Now before you judge me, I shall firstly say that I know giving out my number and ignoring the poor guy who calls is a horrible thing to do and that this is a problem I want to solve. Secondly, I want to explain that it’s not always what it seems.
So here’s the dilemma: When a guy asks a girl for her number, she can either say yes or she can say no. Logically, saying yes would entail interest, whereas saying no would not.
But what if the girl says yes, and then ignores the guy’s call? That’s still a punk move, right? Why would she give her number in the first place?
The moment in which this decision occurs is one wrought with anguish and confusion.
A typical situation would be for a guy to come and talk to me for a bit at a party. He seems nice enough but I wouldn’t do anything to lead him on. Then suddenly, he asks me for my number.

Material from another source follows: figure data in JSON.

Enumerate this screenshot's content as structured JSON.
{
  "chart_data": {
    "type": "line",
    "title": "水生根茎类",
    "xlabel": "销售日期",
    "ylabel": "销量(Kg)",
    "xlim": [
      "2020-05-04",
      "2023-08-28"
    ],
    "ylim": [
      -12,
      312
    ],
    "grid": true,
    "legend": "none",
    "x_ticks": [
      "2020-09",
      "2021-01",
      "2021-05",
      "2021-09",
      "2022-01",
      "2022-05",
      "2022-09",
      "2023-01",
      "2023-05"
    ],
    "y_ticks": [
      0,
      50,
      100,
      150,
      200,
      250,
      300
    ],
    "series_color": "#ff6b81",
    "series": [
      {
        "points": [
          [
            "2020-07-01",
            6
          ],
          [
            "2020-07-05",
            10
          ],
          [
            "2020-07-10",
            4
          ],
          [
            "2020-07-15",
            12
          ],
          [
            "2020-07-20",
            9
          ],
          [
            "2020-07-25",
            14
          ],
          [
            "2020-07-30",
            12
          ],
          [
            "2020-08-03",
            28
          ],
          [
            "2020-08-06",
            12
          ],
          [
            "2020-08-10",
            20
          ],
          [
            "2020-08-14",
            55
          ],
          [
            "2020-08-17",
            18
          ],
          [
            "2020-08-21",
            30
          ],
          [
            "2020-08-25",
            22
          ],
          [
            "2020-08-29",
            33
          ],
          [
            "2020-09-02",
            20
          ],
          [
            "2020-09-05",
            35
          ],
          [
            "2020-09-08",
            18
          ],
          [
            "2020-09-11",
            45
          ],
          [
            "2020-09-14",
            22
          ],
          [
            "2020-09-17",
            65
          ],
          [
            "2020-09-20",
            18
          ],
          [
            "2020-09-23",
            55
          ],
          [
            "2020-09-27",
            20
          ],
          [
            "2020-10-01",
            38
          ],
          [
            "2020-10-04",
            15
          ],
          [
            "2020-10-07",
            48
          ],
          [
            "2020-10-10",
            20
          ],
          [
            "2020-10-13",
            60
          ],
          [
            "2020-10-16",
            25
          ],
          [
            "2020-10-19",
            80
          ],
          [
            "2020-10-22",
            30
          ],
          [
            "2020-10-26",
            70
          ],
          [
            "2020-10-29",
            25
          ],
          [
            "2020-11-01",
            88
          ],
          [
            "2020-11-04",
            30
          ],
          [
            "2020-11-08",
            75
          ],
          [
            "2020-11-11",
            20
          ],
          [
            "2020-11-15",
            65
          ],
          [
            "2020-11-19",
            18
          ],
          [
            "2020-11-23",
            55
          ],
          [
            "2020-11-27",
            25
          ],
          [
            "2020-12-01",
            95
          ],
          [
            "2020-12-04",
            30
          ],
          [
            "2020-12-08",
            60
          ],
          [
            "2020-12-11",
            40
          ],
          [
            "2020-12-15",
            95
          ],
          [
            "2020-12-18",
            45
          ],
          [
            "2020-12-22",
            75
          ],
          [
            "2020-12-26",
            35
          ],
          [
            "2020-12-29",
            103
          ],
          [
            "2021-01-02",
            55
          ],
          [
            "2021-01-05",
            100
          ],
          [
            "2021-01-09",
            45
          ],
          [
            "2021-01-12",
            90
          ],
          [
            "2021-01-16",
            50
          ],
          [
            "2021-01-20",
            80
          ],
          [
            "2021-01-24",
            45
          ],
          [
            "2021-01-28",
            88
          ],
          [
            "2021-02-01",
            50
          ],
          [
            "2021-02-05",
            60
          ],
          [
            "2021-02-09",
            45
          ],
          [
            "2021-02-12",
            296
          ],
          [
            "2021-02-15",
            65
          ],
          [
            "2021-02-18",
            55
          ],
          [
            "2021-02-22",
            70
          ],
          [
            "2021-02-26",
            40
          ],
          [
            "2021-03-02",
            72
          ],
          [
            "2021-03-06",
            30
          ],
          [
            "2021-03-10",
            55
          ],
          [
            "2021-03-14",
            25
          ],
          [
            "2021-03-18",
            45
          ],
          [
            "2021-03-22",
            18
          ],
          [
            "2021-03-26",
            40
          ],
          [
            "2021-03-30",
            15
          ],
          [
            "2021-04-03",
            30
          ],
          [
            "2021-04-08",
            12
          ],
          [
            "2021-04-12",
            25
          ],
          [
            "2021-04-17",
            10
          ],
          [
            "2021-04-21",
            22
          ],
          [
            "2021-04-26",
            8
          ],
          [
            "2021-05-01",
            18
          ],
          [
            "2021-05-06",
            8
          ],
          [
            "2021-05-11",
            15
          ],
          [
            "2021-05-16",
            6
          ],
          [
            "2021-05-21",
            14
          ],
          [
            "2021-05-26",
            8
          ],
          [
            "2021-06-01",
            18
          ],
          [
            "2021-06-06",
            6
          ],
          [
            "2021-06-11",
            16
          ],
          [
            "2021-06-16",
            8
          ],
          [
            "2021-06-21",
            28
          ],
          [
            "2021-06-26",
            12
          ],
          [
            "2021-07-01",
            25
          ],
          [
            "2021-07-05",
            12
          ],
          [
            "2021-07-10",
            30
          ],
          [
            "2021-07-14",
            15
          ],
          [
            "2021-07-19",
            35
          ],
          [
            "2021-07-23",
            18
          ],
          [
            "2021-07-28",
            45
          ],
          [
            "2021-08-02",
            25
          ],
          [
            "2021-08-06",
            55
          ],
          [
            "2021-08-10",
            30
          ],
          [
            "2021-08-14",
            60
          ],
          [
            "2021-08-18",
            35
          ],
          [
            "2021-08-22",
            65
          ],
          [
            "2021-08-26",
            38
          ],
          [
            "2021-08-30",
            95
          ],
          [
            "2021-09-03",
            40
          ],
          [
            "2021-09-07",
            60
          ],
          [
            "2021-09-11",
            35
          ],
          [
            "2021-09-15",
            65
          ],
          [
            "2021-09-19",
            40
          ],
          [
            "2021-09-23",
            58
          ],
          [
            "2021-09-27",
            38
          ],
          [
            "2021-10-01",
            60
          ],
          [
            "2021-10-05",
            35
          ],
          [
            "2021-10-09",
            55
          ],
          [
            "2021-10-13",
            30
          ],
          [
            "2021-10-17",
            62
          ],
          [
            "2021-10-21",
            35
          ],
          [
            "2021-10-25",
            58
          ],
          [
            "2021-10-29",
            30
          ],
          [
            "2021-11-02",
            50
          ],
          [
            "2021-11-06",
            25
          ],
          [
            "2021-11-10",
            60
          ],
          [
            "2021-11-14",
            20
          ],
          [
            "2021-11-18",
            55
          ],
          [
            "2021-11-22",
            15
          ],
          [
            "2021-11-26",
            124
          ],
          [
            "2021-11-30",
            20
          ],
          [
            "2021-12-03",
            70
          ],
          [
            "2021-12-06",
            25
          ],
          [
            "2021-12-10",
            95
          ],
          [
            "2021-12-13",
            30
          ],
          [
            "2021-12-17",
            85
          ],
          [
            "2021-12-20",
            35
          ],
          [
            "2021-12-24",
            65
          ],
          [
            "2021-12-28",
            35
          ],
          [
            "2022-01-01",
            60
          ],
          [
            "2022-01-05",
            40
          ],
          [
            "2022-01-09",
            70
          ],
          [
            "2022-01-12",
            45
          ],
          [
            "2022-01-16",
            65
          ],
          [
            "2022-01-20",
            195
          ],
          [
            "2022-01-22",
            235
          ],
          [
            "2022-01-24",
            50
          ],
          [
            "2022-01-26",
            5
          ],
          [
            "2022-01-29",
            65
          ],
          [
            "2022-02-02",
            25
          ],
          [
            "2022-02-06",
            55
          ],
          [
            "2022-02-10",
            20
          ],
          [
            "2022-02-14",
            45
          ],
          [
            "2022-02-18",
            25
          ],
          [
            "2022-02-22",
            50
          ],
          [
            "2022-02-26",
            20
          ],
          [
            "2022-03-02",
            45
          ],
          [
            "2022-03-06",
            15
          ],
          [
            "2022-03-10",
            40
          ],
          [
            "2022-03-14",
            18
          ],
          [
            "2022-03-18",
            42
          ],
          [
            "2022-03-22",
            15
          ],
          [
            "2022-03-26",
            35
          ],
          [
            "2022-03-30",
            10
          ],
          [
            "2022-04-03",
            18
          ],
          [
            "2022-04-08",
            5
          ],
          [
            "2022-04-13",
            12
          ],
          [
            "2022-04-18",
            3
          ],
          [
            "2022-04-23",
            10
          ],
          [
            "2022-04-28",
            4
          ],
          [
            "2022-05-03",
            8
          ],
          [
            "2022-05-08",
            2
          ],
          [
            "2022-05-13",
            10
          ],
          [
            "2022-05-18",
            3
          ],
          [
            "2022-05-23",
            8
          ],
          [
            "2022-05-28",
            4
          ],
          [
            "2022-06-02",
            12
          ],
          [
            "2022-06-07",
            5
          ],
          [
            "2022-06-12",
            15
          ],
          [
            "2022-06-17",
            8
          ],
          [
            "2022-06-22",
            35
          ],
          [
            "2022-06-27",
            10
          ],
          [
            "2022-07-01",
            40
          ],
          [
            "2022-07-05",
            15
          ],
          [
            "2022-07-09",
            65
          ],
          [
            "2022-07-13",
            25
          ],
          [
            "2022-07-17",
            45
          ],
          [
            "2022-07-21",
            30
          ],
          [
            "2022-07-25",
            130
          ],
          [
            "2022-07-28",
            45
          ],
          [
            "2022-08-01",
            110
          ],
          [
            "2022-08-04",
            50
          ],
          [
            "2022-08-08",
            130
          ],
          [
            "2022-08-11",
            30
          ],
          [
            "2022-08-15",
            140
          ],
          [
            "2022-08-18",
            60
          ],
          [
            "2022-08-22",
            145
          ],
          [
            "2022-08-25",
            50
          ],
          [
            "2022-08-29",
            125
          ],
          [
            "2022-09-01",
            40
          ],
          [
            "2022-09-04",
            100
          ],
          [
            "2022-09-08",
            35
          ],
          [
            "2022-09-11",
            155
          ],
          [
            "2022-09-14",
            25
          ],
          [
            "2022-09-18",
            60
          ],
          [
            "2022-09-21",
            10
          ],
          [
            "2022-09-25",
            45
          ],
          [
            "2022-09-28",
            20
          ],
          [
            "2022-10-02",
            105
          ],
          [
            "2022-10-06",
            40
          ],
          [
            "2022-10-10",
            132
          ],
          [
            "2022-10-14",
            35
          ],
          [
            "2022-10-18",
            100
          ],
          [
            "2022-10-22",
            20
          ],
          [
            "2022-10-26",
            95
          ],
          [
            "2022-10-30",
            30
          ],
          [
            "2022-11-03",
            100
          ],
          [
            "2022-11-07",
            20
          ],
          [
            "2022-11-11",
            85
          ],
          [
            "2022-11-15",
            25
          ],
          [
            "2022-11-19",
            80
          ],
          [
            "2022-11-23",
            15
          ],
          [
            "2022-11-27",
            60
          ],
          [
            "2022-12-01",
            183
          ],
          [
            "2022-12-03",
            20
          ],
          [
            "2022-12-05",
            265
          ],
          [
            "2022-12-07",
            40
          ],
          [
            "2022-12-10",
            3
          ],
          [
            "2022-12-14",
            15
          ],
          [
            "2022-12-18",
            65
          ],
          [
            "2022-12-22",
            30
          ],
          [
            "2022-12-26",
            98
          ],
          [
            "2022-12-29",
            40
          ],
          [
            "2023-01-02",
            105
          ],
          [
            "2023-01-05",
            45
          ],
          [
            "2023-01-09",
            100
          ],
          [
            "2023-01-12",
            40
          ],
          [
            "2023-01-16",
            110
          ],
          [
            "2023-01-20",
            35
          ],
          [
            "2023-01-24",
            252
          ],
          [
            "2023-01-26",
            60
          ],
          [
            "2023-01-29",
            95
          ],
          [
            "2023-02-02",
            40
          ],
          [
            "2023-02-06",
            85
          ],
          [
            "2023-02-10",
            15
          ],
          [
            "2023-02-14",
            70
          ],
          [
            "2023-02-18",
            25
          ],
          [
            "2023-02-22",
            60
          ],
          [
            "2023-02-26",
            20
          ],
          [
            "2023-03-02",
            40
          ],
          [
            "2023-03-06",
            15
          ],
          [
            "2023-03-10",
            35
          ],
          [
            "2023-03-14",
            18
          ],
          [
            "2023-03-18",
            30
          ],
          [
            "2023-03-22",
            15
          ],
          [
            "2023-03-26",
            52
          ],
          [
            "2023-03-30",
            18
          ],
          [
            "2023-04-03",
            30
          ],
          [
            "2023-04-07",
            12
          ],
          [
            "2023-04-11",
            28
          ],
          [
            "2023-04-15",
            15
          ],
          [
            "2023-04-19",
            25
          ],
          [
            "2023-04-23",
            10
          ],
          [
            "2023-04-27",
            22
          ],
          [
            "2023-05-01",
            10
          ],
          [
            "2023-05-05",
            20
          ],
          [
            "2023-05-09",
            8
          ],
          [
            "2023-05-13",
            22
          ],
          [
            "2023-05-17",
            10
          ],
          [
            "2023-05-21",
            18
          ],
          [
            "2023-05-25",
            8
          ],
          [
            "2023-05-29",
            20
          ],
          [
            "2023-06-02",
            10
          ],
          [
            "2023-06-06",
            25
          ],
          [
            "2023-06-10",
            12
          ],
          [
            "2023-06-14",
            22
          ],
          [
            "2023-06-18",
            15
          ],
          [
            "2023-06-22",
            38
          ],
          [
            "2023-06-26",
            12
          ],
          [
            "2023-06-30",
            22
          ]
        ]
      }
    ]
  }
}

I want to say no, but he hadn’t triggered my tool-doppler, so I am unable to tap into my normal instincts to do so. Instead I choke. Before I can think of a better lie than “I don’t have a phone,” the numbers come tumbling out of my mouth.
“3…0…3…”
Not even fake numbers—all the real ones. I’m in visible disbelief at myself as I watch him type them in.
And then, he hits the send button. My phone, which was in my hand the entire time preventing me from effectively lying about its non-existence, lights up like a backstabbing little punk.
“Just so I know I got it,” he says.
My face hurts from batting my eyelashes and smiling to hide my sheer panic. Oh well—at least I didn’t have to hurt his feelings.
That thought consoles me just long enough until he calls me the next day and I totally don’t want to hang out. Even then as I ignore it, I fumble with whether or not I should at least pick it up to say, “Hi,” since I’d already given him my number anyway.
What I’m trying to say is that I do want to do the right thing. So I do what I think would be nicest. Sometimes I think saying no would be too harsh especially if the guy is nice, and I hate to lie. What I realize though is in trying to be nice and not being honest with how I feel, I’m not being fair to either person.
So in the future I’ll work on being honest up front when I’m not interested in talking on the phone. While I know it’s tough to be the one to put things out there, just know that it’s tough being put on the spot, too.